Here's a simplified step-by-step approach:
1. Load Data:
o Read the data into a table.
o Example: students = pd.read_csv('students.csv')
2. Initial Exploration:
o Look at the first few rows: students.head()
o Check data structure: students.info()
3. Summary Statistics:
o Calculate mean and median of test scores.
o Count unique values in gender column.
4. Handle Missing Data:
o Identify missing entries: students.isnull().sum()
o Fill missing scores with the mean or remove those rows.
5. Visualize Data:
o Histogram of test scores.
o Box plot of test scores by gender.
o Scatter plot of test scores versus study hours.
6. Find Patterns:
o Calculate correlation between study hours and test scores.
o Cross-tabulate test scores and extracurricular participation.
7. Identify Outliers:
o Use IQR to find unusually high or low test scores.
o Use Z-score to find test scores that are far from the average.
8. Feature Engineering:
o Create a new feature combining study hours and class
participation.
Performing Exploratory Data Analysis (EDA) involves several steps, from understanding the structure of
the data to summarizing its main characteristics. Below is a detailed guide on how to perform EDA using
Python with libraries like Pandas, Matplotlib, and Seaborn.
import pandas as pd
import matplotlib.pyplot as plt
import seaborn as sns
from scipy import stats
# Load data
df = pd.read_csv('your_dataset.csv')
# Understand data structure
print(df.head())
print(df.shape)
print(df.info())
print(df.describe())
# Data cleaning
df.dropna(inplace=True)
df.drop_duplicates(inplace=True)
# Univariate analysis
df['column_name'].hist(bins=30)
plt.show()
sns.boxplot(x=df['column_name'])
plt.show()
# Bivariate analysis
plt.scatter(df['column_x'], df['column_y'])
plt.xlabel('column_x')
plt.ylabel('column_y')
plt.show()
correlation_matrix = df.corr()
sns.heatmap(correlation_matrix, annot=True)
plt.show()
# Categorical data analysis
df['categorical_column'].value_counts().plot(kind='bar')
plt.show()
# Identifying outliers using IQR
Q1 = df['column_name'].quantile(0.25)
Q3 = df['column_name'].quantile(0.75)
IQR = Q3 - Q1
lower_bound = Q1 - 1.5 * IQR
upper_bound = Q3 + 1.5 * IQR
outliers = df[(df['column_name'] < lower_bound) | (df['column_name']
> upper_bound)]
print(outliers)
# Identifying outliers using Z-Score
df['z_score'] = stats.zscore(df['column_name'])

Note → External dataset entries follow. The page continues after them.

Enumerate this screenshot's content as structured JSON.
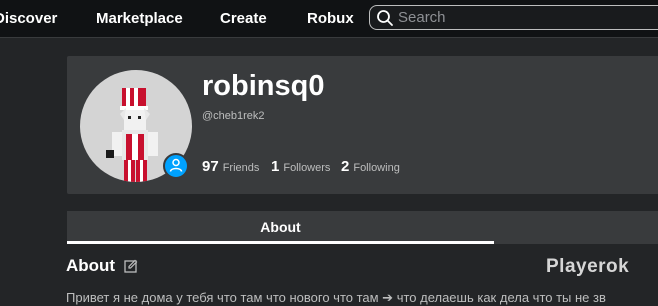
{
  "nav": {
    "discover": "Discover",
    "marketplace": "Marketplace",
    "create": "Create",
    "robux": "Robux"
  },
  "search": {
    "placeholder": "Search"
  },
  "profile": {
    "username": "robinsq0",
    "handle": "@cheb1rek2",
    "stats": [
      {
        "count": "97",
        "label": "Friends"
      },
      {
        "count": "1",
        "label": "Followers"
      },
      {
        "count": "2",
        "label": "Following"
      }
    ]
  },
  "tabs": {
    "about": "About"
  },
  "about": {
    "heading": "About",
    "text": "Привет я не дома у тебя что там что нового что там ➔ что делаешь как дела что ты не зв"
  },
  "watermark": "Playerok",
  "colors": {
    "background": "#232527",
    "card": "#393b3d",
    "topbar": "#101214",
    "accent": "#00a2ff"
  }
}
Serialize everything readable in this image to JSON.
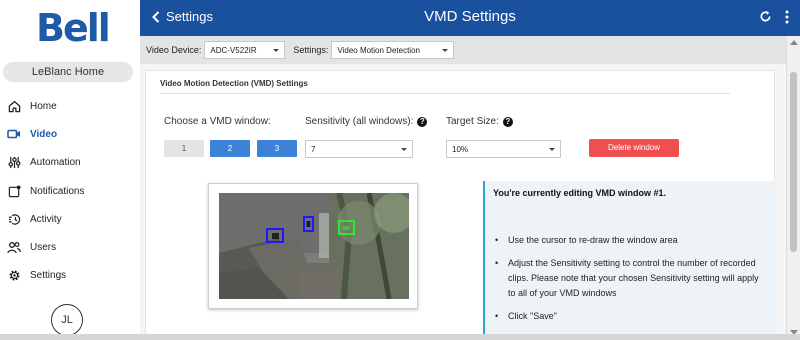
{
  "brand": {
    "logo_text": "Bell",
    "color": "#1f5aa6"
  },
  "sidebar": {
    "location": "LeBlanc Home",
    "items": [
      {
        "label": "Home",
        "icon": "home-icon",
        "active": false
      },
      {
        "label": "Video",
        "icon": "video-camera-icon",
        "active": true
      },
      {
        "label": "Automation",
        "icon": "sliders-icon",
        "active": false
      },
      {
        "label": "Notifications",
        "icon": "notification-icon",
        "active": false
      },
      {
        "label": "Activity",
        "icon": "activity-icon",
        "active": false
      },
      {
        "label": "Users",
        "icon": "users-icon",
        "active": false
      },
      {
        "label": "Settings",
        "icon": "gear-icon",
        "active": false
      }
    ],
    "user_initials": "JL"
  },
  "header": {
    "back_label": "Settings",
    "title": "VMD Settings",
    "icons": [
      "refresh-icon",
      "more-vertical-icon"
    ],
    "color": "#19519e"
  },
  "toolbar": {
    "device_label": "Video Device:",
    "device_value": "ADC-V522IR",
    "settings_label": "Settings:",
    "settings_value": "Video Motion Detection"
  },
  "vmd": {
    "section_title": "Video Motion Detection (VMD) Settings",
    "choose_label": "Choose a VMD window:",
    "windows": [
      {
        "label": "1",
        "selected": false
      },
      {
        "label": "2",
        "selected": true
      },
      {
        "label": "3",
        "selected": true
      }
    ],
    "sensitivity_label": "Sensitivity (all windows):",
    "sensitivity_value": "7",
    "target_label": "Target Size:",
    "target_value": "10%",
    "delete_label": "Delete window",
    "delete_color": "#ef4f4f",
    "window_colors": {
      "blue": "#1a1aff",
      "green": "#2ee82e"
    }
  },
  "info": {
    "title": "You're currently editing VMD window #1.",
    "bullets": [
      "Use the cursor to re-draw the window area",
      "Adjust the Sensitivity setting to control the number of recorded clips. Please note that your chosen Sensitivity setting will apply to all of your VMD windows",
      "Click \"Save\""
    ],
    "accent": "#2aa6c9"
  }
}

outliers = df[np.abs(df['z_score']) > 3]
print(outliers)
# Feature engineering
df['new_feature'] = df['feature1'] + df['feature2']
# Visualizing relationships
sns.pairplot(df)
plt.show()
# Hypothesis testing
group1 = df[df['group_column'] == 'group1']['numeric_column']

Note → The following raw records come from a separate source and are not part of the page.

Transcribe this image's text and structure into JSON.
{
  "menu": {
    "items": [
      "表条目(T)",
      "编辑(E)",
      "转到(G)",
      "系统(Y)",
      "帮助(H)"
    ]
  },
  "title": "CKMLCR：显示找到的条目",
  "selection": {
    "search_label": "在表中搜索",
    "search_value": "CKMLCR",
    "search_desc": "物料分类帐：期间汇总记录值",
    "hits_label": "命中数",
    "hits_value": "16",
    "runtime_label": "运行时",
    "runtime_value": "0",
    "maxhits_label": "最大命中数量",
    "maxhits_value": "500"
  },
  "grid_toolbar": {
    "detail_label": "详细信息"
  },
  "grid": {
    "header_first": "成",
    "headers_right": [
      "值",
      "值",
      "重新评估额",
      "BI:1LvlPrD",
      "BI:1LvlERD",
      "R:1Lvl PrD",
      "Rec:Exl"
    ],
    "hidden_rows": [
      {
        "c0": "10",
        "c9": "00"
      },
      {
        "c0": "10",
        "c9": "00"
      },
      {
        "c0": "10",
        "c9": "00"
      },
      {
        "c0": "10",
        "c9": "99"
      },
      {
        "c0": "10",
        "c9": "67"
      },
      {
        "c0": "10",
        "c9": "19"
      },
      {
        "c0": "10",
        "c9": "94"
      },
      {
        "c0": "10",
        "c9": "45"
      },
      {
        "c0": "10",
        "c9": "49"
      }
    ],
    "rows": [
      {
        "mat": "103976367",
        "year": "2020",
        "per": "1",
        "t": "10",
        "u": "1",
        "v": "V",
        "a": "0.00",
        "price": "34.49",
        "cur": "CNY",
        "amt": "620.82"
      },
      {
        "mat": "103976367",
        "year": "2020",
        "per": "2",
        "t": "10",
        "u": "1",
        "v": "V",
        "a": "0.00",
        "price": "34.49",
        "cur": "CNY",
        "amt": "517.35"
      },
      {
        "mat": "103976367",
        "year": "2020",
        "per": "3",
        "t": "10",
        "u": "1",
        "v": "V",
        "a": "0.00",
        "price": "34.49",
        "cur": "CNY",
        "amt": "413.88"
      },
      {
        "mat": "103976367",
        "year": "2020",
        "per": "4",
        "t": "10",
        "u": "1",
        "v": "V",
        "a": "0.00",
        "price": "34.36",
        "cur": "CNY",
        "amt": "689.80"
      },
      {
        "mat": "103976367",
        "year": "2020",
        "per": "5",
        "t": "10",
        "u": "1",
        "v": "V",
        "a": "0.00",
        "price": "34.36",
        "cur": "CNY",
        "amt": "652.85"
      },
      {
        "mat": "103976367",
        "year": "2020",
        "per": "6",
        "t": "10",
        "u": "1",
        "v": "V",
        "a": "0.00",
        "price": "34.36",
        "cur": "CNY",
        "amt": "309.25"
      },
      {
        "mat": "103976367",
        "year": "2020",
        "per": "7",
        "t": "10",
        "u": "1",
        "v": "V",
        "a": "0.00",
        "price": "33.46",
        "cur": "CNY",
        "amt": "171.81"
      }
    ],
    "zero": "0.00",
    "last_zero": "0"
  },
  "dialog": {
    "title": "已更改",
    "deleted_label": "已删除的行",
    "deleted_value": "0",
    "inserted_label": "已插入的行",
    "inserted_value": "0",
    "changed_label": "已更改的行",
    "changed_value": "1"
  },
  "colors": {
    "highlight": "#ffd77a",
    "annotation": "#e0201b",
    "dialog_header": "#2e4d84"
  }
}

group2 = df[df['group_column'] == 'group2']['numeric_column']
t_stat, p_value = ttest_ind(group1, group2)
print(f'T-statistic: {t_stat}, P-value: {p_value}')
This workflow provides a structured approach to performing EDA, helping you understand the dataset's
characteristics and relationships before moving on to more complex analysis or modeling.